Следующий нечаянный пилот самого себя как аппарата тяжелее воздуха, ради разнообразия, упал в Яму не прямо с ее краю, а взобравшись предварительно на станину строящегося подъемного крана. По дороге пилот, не зная, видимо, о сетке, попытался отчаянным усилием ухватиться рукой за свисающий трос, но очень неудачно: и на весу не удержался, и руку, извините, сломал.
«Хорошо хоть, ногу не подвернул» - мрачно пошутил явившийся по вызову медбрат. - «А то у меня заморозка заканчивается».
Кроме того, быстро образовались и другие травмированные вместе с полученными травмами.

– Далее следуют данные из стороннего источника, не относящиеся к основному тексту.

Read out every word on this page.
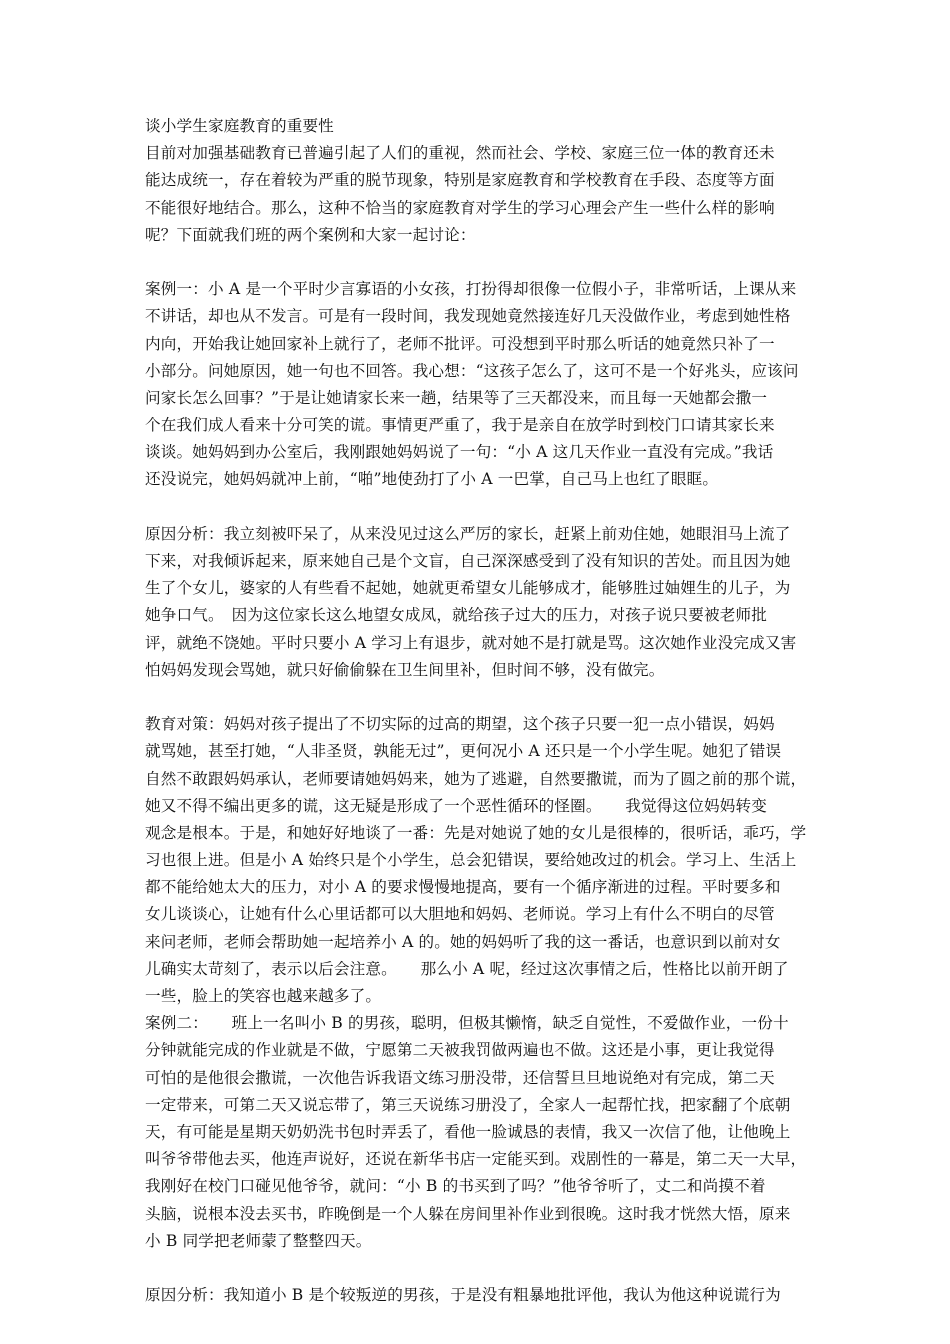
谈小学生家庭教育的重要性
目前对加强基础教育已普遍引起了人们的重视，然而社会、学校、家庭三位一体的教育还未
能达成统一，存在着较为严重的脱节现象，特别是家庭教育和学校教育在手段、态度等方面
不能很好地结合。那么，这种不恰当的家庭教育对学生的学习心理会产生一些什么样的影响
呢？下面就我们班的两个案例和大家一起讨论：
案例一：小 A 是一个平时少言寡语的小女孩，打扮得却很像一位假小子，非常听话，上课从来
不讲话，却也从不发言。可是有一段时间，我发现她竟然接连好几天没做作业，考虑到她性格
内向，开始我让她回家补上就行了，老师不批评。可没想到平时那么听话的她竟然只补了一
小部分。问她原因，她一句也不回答。我心想：“这孩子怎么了，这可不是一个好兆头，应该问
问家长怎么回事？”于是让她请家长来一趟，结果等了三天都没来，而且每一天她都会撒一
个在我们成人看来十分可笑的谎。事情更严重了，我于是亲自在放学时到校门口请其家长来
谈谈。她妈妈到办公室后，我刚跟她妈妈说了一句：“小 A 这几天作业一直没有完成。”我话
还没说完，她妈妈就冲上前，“啪”地使劲打了小 A 一巴掌，自己马上也红了眼眶。
原因分析：我立刻被吓呆了，从来没见过这么严厉的家长，赶紧上前劝住她，她眼泪马上流了
下来，对我倾诉起来，原来她自己是个文盲，自己深深感受到了没有知识的苦处。而且因为她
生了个女儿，婆家的人有些看不起她，她就更希望女儿能够成才，能够胜过妯娌生的儿子，为
她争口气。　因为这位家长这么地望女成凤，就给孩子过大的压力，对孩子说只要被老师批
评，就绝不饶她。平时只要小 A 学习上有退步，就对她不是打就是骂。这次她作业没完成又害
怕妈妈发现会骂她，就只好偷偷躲在卫生间里补，但时间不够，没有做完。
教育对策：妈妈对孩子提出了不切实际的过高的期望，这个孩子只要一犯一点小错误，妈妈
就骂她，甚至打她，“人非圣贤，孰能无过”，更何况小 A 还只是一个小学生呢。她犯了错误
自然不敢跟妈妈承认，老师要请她妈妈来，她为了逃避，自然要撒谎，而为了圆之前的那个谎，
她又不得不编出更多的谎，这无疑是形成了一个恶性循环的怪圈。　　我觉得这位妈妈转变
观念是根本。于是，和她好好地谈了一番：先是对她说了她的女儿是很棒的，很听话，乖巧，学
习也很上进。但是小 A 始终只是个小学生，总会犯错误，要给她改过的机会。学习上、生活上
都不能给她太大的压力，对小 A 的要求慢慢地提高，要有一个循序渐进的过程。平时要多和
女儿谈谈心，让她有什么心里话都可以大胆地和妈妈、老师说。学习上有什么不明白的尽管
来问老师，老师会帮助她一起培养小 A 的。她的妈妈听了我的这一番话，也意识到以前对女
儿确实太苛刻了，表示以后会注意。　　那么小 A 呢，经过这次事情之后，性格比以前开朗了
一些，脸上的笑容也越来越多了。
案例二：　　班上一名叫小 B 的男孩，聪明，但极其懒惰，缺乏自觉性，不爱做作业，一份十
分钟就能完成的作业就是不做，宁愿第二天被我罚做两遍也不做。这还是小事，更让我觉得
可怕的是他很会撒谎，一次他告诉我语文练习册没带，还信誓旦旦地说绝对有完成，第二天
一定带来，可第二天又说忘带了，第三天说练习册没了，全家人一起帮忙找，把家翻了个底朝
天，有可能是星期天奶奶洗书包时弄丢了，看他一脸诚恳的表情，我又一次信了他，让他晚上
叫爷爷带他去买，他连声说好，还说在新华书店一定能买到。戏剧性的一幕是，第二天一大早，
我刚好在校门口碰见他爷爷，就问：“小 B 的书买到了吗？”他爷爷听了，丈二和尚摸不着
头脑，说根本没去买书，昨晚倒是一个人躲在房间里补作业到很晚。这时我才恍然大悟，原来
小 B 同学把老师蒙了整整四天。
原因分析：我知道小 B 是个较叛逆的男孩，于是没有粗暴地批评他，我认为他这种说谎行为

В числе последних были богато представлены царапины, порезы, ушибы, удары электрическим током, ожоги термические и химические, и даже такая невероятная экзотика, как поражение стихийным пробоем в оплетке транспортного портала!
Всех этих несчастных несли, разумеется, ко мне, и всем я уделял толику внимания – просто потому, что больше уделить было нечего: аптечка закончилась уже на втором бедолаге.
Примерно через три часа я догадался: что-то пошло не так, и решил, исключительно порядку ради, уточнить: отчего всех этих травмированных доставляют в мой рабочий кабинет, он же — вагончик?
Ответ меня не порадовал. Оказалось, что в додревней инструкции, устаревшей и прямо замшелой, записано: контроль исполнения сотрудниками техники безопасности возложен на главного научного сотрудника производства, а им, по чистой случайности, оказался я сам.
Инструкцию, как объяснил мне ехидным тоном кто-то из младших коллег, писали в те годы, когда основным научным производством в стране была большая химия, и начальник научной части любого производства был, по совместительству, еще и главным инженером, ведущим технологом и основным администратором. Причины, по которым в нее внесли тот самый, неприятный лично для меня, пункт, давно канули в Лету, но коррективы в документ не внесли: приходилось исполнять.
Вообще, советская административная традиция значительно отличалась от нашей, привычной мне атлантической. Тем не менее, одно сходство все же имелось, и было оно настолько характерным, что иногда казалось: в основе всех известных инструкций, написанных и соблюдаемых по всему свету, лежала одна и та же воля, злая и любопытная.
Любопытство воли зримо заключалось в общей практике: наворотить взаимоисключающих параграфов и с интересом наблюдать, как эти мелкие людишки собираются выкручиваться.
Терпения моего хватило на три дня: за это время я детально вник в букву и дух злополучной инструкции, запросив, на всякий случай, нотариально заверенный ее перевод на британский язык, разобрался с ситуацией на Объекте и Проекте в целом, ситуации этой ужаснулся и понял: пора решительно действовать.
Точнее, я решил, что на одного меня такой ответственности много, и отправился делать то, чему советская бюрократия научила меня уже довольно успешно: объемную ответственность разделять.